While this is a ground-breaking procedure, it is costly, timeconsuming, and only applicable postnatally, raising worries about after-treatment contaminations. Proofs-of-principle in rats and before grafting demonstrated the possibility of correcting sickle cell disease and other microbial mutations utilizing CRISPR or in combination with other methods [10], bolstering the argument that it could become the process of choice for effectual and costeffective pre- or postnatal DNA segment treatment for sickle cell in Africa.
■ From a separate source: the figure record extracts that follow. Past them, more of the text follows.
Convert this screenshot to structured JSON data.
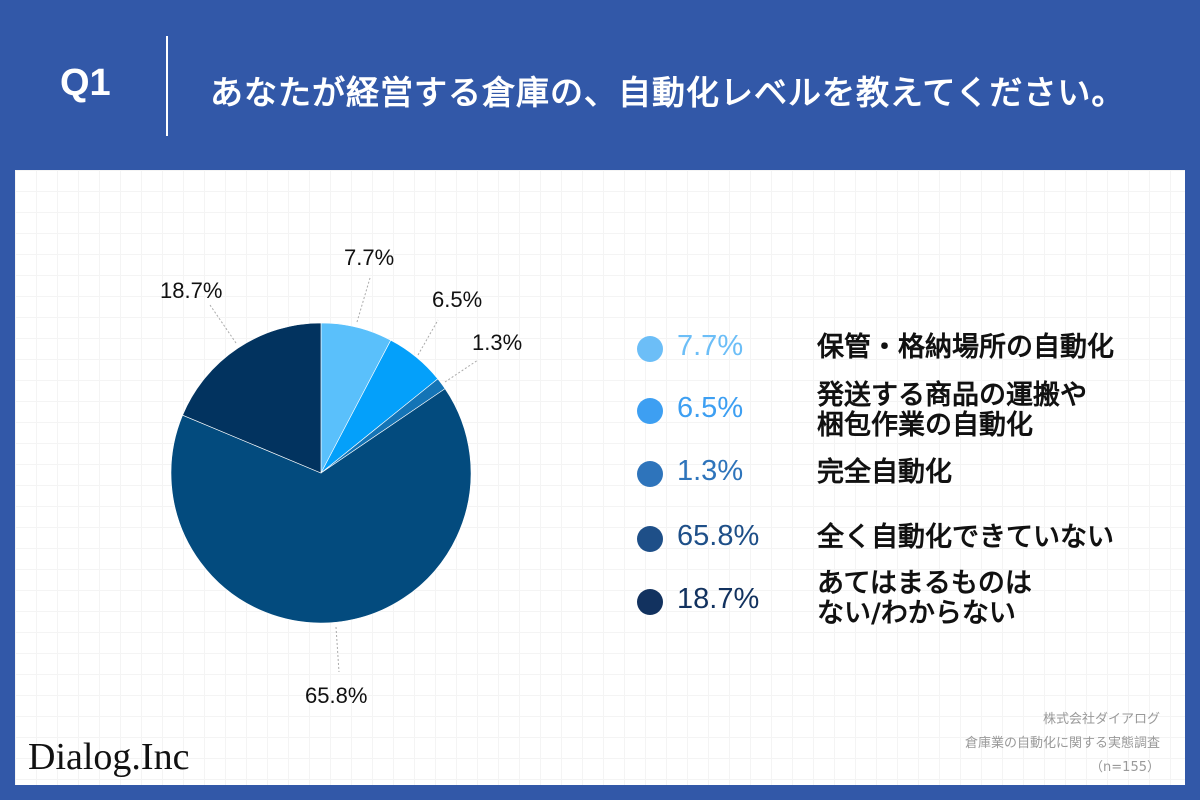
{
  "header": {
    "question_number": "Q1",
    "question_text": "あなたが経営する倉庫の、自動化レベルを教えてください。"
  },
  "chart_data": {
    "type": "pie",
    "title": "あなたが経営する倉庫の、自動化レベルを教えてください。",
    "categories": [
      "保管・格納場所の自動化",
      "発送する商品の運搬や梱包作業の自動化",
      "完全自動化",
      "全く自動化できていない",
      "あてはまるものはない/わからない"
    ],
    "values": [
      7.7,
      6.5,
      1.3,
      65.8,
      18.7
    ],
    "unit": "%",
    "colors": [
      "#5ac0fb",
      "#04a0fa",
      "#1474b6",
      "#034b7e",
      "#02335f"
    ],
    "legend_position": "right",
    "n": 155
  },
  "slice_labels": [
    "7.7%",
    "6.5%",
    "1.3%",
    "65.8%",
    "18.7%"
  ],
  "legend": {
    "items": [
      {
        "pct": "7.7%",
        "line1": "保管・格納場所の自動化",
        "line2": "",
        "dot_color": "#6cbef7",
        "text_color": "#6cbef7"
      },
      {
        "pct": "6.5%",
        "line1": "発送する商品の運搬や",
        "line2": "梱包作業の自動化",
        "dot_color": "#3d9ff2",
        "text_color": "#3d9ff2"
      },
      {
        "pct": "1.3%",
        "line1": "完全自動化",
        "line2": "",
        "dot_color": "#2e74bb",
        "text_color": "#2e74bb"
      },
      {
        "pct": "65.8%",
        "line1": "全く自動化できていない",
        "line2": "",
        "dot_color": "#1e4f88",
        "text_color": "#1e4f88"
      },
      {
        "pct": "18.7%",
        "line1": "あてはまるものは",
        "line2": "ない/わからない",
        "dot_color": "#12325f",
        "text_color": "#12325f"
      }
    ]
  },
  "footer": {
    "logo": "Dialog.Inc",
    "source_company": "株式会社ダイアログ",
    "source_survey": "倉庫業の自動化に関する実態調査",
    "sample_size": "（n=155）"
  },
  "colors": {
    "background": "#3258a8",
    "card": "#ffffff"
  }
}
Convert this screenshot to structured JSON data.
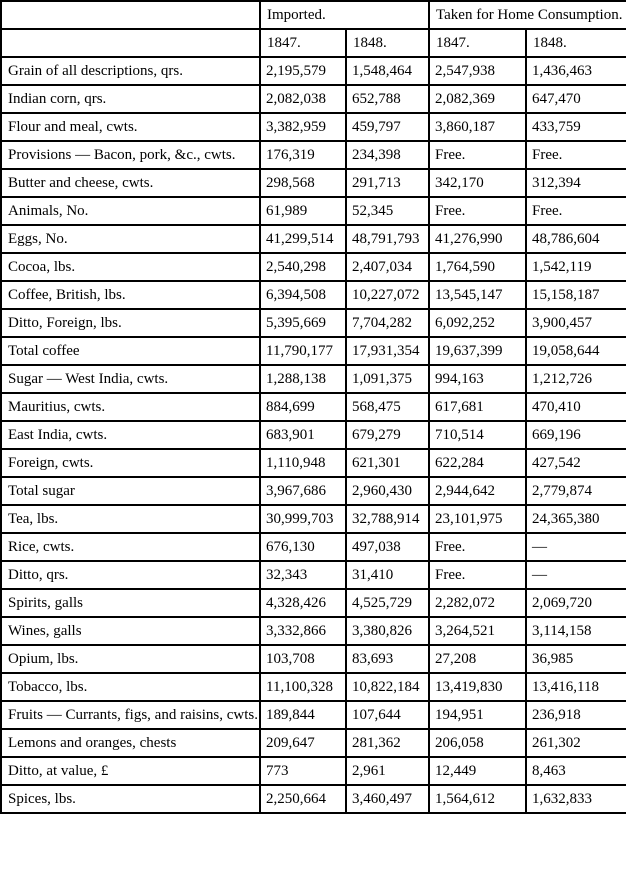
{
  "table": {
    "columns": {
      "corner": "",
      "imported_label": "Imported.",
      "home_label": "Taken for Home Consumption.",
      "year_headers": [
        "1847.",
        "1848.",
        "1847.",
        "1848."
      ]
    },
    "rows": [
      {
        "item": "Grain of all descriptions, qrs.",
        "values": [
          "2,195,579",
          "1,548,464",
          "2,547,938",
          "1,436,463"
        ]
      },
      {
        "item": "Indian corn, qrs.",
        "values": [
          "2,082,038",
          "652,788",
          "2,082,369",
          "647,470"
        ]
      },
      {
        "item": "Flour and meal, cwts.",
        "values": [
          "3,382,959",
          "459,797",
          "3,860,187",
          "433,759"
        ]
      },
      {
        "item": "Provisions — Bacon, pork, &c., cwts.",
        "values": [
          "176,319",
          "234,398",
          "Free.",
          "Free."
        ]
      },
      {
        "item": "Butter and cheese, cwts.",
        "values": [
          "298,568",
          "291,713",
          "342,170",
          "312,394"
        ]
      },
      {
        "item": "Animals, No.",
        "values": [
          "61,989",
          "52,345",
          "Free.",
          "Free."
        ]
      },
      {
        "item": "Eggs, No.",
        "values": [
          "41,299,514",
          "48,791,793",
          "41,276,990",
          "48,786,604"
        ]
      },
      {
        "item": "Cocoa, lbs.",
        "values": [
          "2,540,298",
          "2,407,034",
          "1,764,590",
          "1,542,119"
        ]
      },
      {
        "item": "Coffee, British, lbs.",
        "values": [
          "6,394,508",
          "10,227,072",
          "13,545,147",
          "15,158,187"
        ]
      },
      {
        "item": "Ditto, Foreign, lbs.",
        "values": [
          "5,395,669",
          "7,704,282",
          "6,092,252",
          "3,900,457"
        ]
      },
      {
        "item": "Total coffee",
        "values": [
          "11,790,177",
          "17,931,354",
          "19,637,399",
          "19,058,644"
        ]
      },
      {
        "item": "Sugar — West India, cwts.",
        "values": [
          "1,288,138",
          "1,091,375",
          "994,163",
          "1,212,726"
        ]
      },
      {
        "item": "Mauritius, cwts.",
        "values": [
          "884,699",
          "568,475",
          "617,681",
          "470,410"
        ]
      },
      {
        "item": "East India, cwts.",
        "values": [
          "683,901",
          "679,279",
          "710,514",
          "669,196"
        ]
      },
      {
        "item": "Foreign, cwts.",
        "values": [
          "1,110,948",
          "621,301",
          "622,284",
          "427,542"
        ]
      },
      {
        "item": "Total sugar",
        "values": [
          "3,967,686",
          "2,960,430",
          "2,944,642",
          "2,779,874"
        ]
      },
      {
        "item": "Tea, lbs.",
        "values": [
          "30,999,703",
          "32,788,914",
          "23,101,975",
          "24,365,380"
        ]
      },
      {
        "item": "Rice, cwts.",
        "values": [
          "676,130",
          "497,038",
          "Free.",
          "—"
        ]
      },
      {
        "item": "Ditto, qrs.",
        "values": [
          "32,343",
          "31,410",
          "Free.",
          "—"
        ]
      },
      {
        "item": "Spirits, galls",
        "values": [
          "4,328,426",
          "4,525,729",
          "2,282,072",
          "2,069,720"
        ]
      },
      {
        "item": "Wines, galls",
        "values": [
          "3,332,866",
          "3,380,826",
          "3,264,521",
          "3,114,158"
        ]
      },
      {
        "item": "Opium, lbs.",
        "values": [
          "103,708",
          "83,693",
          "27,208",
          "36,985"
        ]
      },
      {
        "item": "Tobacco, lbs.",
        "values": [
          "11,100,328",
          "10,822,184",
          "13,419,830",
          "13,416,118"
        ]
      },
      {
        "item": "Fruits — Currants, figs, and raisins, cwts.",
        "values": [
          "189,844",
          "107,644",
          "194,951",
          "236,918"
        ]
      },
      {
        "item": "Lemons and oranges, chests",
        "values": [
          "209,647",
          "281,362",
          "206,058",
          "261,302"
        ]
      },
      {
        "item": "Ditto, at value, £",
        "values": [
          "773",
          "2,961",
          "12,449",
          "8,463"
        ]
      },
      {
        "item": "Spices, lbs.",
        "values": [
          "2,250,664",
          "3,460,497",
          "1,564,612",
          "1,632,833"
        ]
      }
    ]
  }
}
Clustered regularly interspaced short palindromic repeats may create vaccines against tropical diseases such as malaria, which are currently hampered by insufficient donor support and parasite complexity. However, irradiated trophozoites offer immunity against malaria vaccines based on their few mass production issues due to the low number of trophozoites ejected by mosquitoes. Another possibility, albeit unpleasant and undesirable, is bites from mosquitoes carrying irradiated sporozoites. These factors necessitate the deployment of alternative malaria vaccination techniques. Numerous genes contribute to the fight against Plasmodium infections in mosquitoes, and their silencing using RNA interference in anophelines modulates immunological pathways for or against the disease [11]. However, because RNA is transitory, RNA interference may not always wholly reduce RNA component. Crispr provides genetic DNA segment silencing and is preferable to RNAi for engineering parasites with abundant sporozoite creation for vaccinations. Plants and animals in Africa are at risk from a variety of cockroaches and illnesses. Breeding programs attempt to address these issues but have had limited success thus far. CRISPR could aid breeders in Africa in developing enhanced wildlife or plants that exhibit disease resistance or other desired characteristics. Recent genome editing in the tropical staple cassava [12] paves the way for increased efforts to achieve food security in Africa.